Archive for Tuesday, December 10, 2002

Baldwin hires new police chief

December 10, 2002

The search is over. Baldwin City has a new police chief.

Monday night the Baldwin City Council unanimously chose Mike McKenna, 56, a retired Wichita police officer, as head of the local police department.

McKenna, who was one of four finalists picked by a search committee, takes over the Baldwin City Police Department position, which was left vacant after Steve Butell's resignation earlier this year.

McKenna, a native of Wichita, said he plans to start getting acquainted with the police department and the town next week, but will officially begin the job on Jan. 2.

"It'll be a new year with a new chief," McKenna said.McKenna, and his wife Debbie, will be moving to Baldwin in the next few weeks. The couple has two adult sons, ages 20 and 24.

This is McKenna's first position as police chief, but he has 29 years of law enforcement experience behind him.

"I've been in charge of everything," he said.

McKenna, whose father, grandfather and uncle are in law enforcement, began his career as an officer in Coffeyville.
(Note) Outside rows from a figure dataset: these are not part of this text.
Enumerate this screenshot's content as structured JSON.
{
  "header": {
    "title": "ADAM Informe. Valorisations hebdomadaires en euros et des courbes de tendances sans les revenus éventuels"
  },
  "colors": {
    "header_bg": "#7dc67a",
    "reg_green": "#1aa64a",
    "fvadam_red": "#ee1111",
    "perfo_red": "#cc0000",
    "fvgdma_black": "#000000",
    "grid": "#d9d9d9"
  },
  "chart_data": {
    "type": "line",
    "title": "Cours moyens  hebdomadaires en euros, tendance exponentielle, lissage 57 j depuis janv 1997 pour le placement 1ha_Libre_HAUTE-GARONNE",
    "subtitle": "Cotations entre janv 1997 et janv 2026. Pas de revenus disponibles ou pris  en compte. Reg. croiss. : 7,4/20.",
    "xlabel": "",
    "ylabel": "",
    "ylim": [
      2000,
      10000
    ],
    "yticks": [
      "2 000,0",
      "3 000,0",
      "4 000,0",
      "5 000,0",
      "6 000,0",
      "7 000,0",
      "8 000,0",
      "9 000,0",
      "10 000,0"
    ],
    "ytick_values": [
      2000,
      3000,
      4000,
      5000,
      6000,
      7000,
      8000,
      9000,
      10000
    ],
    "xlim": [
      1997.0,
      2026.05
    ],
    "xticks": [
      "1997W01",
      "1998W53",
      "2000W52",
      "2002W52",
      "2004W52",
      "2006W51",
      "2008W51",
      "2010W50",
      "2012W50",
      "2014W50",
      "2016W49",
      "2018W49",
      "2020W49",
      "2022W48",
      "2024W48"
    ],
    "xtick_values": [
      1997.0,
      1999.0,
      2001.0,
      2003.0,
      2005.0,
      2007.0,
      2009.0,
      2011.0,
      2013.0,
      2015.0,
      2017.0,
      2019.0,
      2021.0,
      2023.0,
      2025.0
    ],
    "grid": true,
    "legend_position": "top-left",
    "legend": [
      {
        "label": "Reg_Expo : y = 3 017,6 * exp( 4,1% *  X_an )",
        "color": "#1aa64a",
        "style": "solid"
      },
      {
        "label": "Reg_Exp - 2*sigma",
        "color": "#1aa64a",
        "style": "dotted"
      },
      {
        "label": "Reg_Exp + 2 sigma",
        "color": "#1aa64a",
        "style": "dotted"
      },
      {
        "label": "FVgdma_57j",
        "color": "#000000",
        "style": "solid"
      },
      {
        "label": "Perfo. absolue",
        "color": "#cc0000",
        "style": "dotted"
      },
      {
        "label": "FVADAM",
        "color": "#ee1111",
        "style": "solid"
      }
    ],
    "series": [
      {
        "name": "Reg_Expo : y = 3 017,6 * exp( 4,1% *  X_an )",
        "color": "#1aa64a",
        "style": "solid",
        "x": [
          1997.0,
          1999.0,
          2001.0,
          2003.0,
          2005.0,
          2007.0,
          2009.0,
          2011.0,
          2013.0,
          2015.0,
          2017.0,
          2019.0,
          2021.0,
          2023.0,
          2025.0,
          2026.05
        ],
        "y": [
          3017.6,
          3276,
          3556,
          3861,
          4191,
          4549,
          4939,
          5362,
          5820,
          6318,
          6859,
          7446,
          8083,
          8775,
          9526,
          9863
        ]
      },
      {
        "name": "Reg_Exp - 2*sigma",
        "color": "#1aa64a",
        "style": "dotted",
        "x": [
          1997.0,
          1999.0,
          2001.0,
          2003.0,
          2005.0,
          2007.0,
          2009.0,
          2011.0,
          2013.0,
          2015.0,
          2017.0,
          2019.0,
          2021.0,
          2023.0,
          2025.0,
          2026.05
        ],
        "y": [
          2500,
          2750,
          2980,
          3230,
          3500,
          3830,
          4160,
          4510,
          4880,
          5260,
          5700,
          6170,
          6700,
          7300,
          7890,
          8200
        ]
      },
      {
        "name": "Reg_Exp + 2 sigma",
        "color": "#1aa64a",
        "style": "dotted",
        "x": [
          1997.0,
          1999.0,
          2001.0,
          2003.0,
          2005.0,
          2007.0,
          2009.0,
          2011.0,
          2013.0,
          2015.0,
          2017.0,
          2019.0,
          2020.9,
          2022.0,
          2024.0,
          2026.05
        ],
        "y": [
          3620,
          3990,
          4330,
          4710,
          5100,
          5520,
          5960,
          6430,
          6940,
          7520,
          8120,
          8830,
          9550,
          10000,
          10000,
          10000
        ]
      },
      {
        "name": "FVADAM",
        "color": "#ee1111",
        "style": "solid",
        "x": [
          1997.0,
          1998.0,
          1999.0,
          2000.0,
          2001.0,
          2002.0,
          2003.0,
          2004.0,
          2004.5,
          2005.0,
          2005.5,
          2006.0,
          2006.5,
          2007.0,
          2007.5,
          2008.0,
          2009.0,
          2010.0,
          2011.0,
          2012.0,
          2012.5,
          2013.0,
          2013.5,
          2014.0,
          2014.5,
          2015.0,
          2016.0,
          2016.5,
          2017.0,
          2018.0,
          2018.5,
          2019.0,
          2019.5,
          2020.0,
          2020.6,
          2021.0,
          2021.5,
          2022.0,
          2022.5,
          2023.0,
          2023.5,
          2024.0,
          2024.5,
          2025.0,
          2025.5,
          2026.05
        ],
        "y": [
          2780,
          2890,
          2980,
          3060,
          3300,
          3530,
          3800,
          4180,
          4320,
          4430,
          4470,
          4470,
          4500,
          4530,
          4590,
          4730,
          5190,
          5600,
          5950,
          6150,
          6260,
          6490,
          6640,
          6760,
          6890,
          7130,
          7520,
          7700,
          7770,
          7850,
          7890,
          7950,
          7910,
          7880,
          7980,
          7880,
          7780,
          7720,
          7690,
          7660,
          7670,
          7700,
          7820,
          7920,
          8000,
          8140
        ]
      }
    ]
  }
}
After six years in Coffeyville, he moved back to Wichita where he was attending Wichita State University while working as an officer for the Wichita Police Department.

Over the next few years, he received a bachelors degree and a masters degree in criminal justice from WSU, while moving up the ranks in the police department.

For additional information on the new police chief, read Wednesday's issue of the Baldwin City Signal.

During his tenure with the Wichita Police Department, McKenna was a patrol lieutenant, an administrative lieutenant, a police department spokesperson and a lieutenant in charge of a detective unit that dealt with more serious crimes.

He has also been awarded several medals, including the Medal of Valor.

He said he thought his background would play an important role as police chief.

"I think it's going to help me a great deal," he said. "I have the experience of a small town police department as well as the knowledge and skills of a big police department."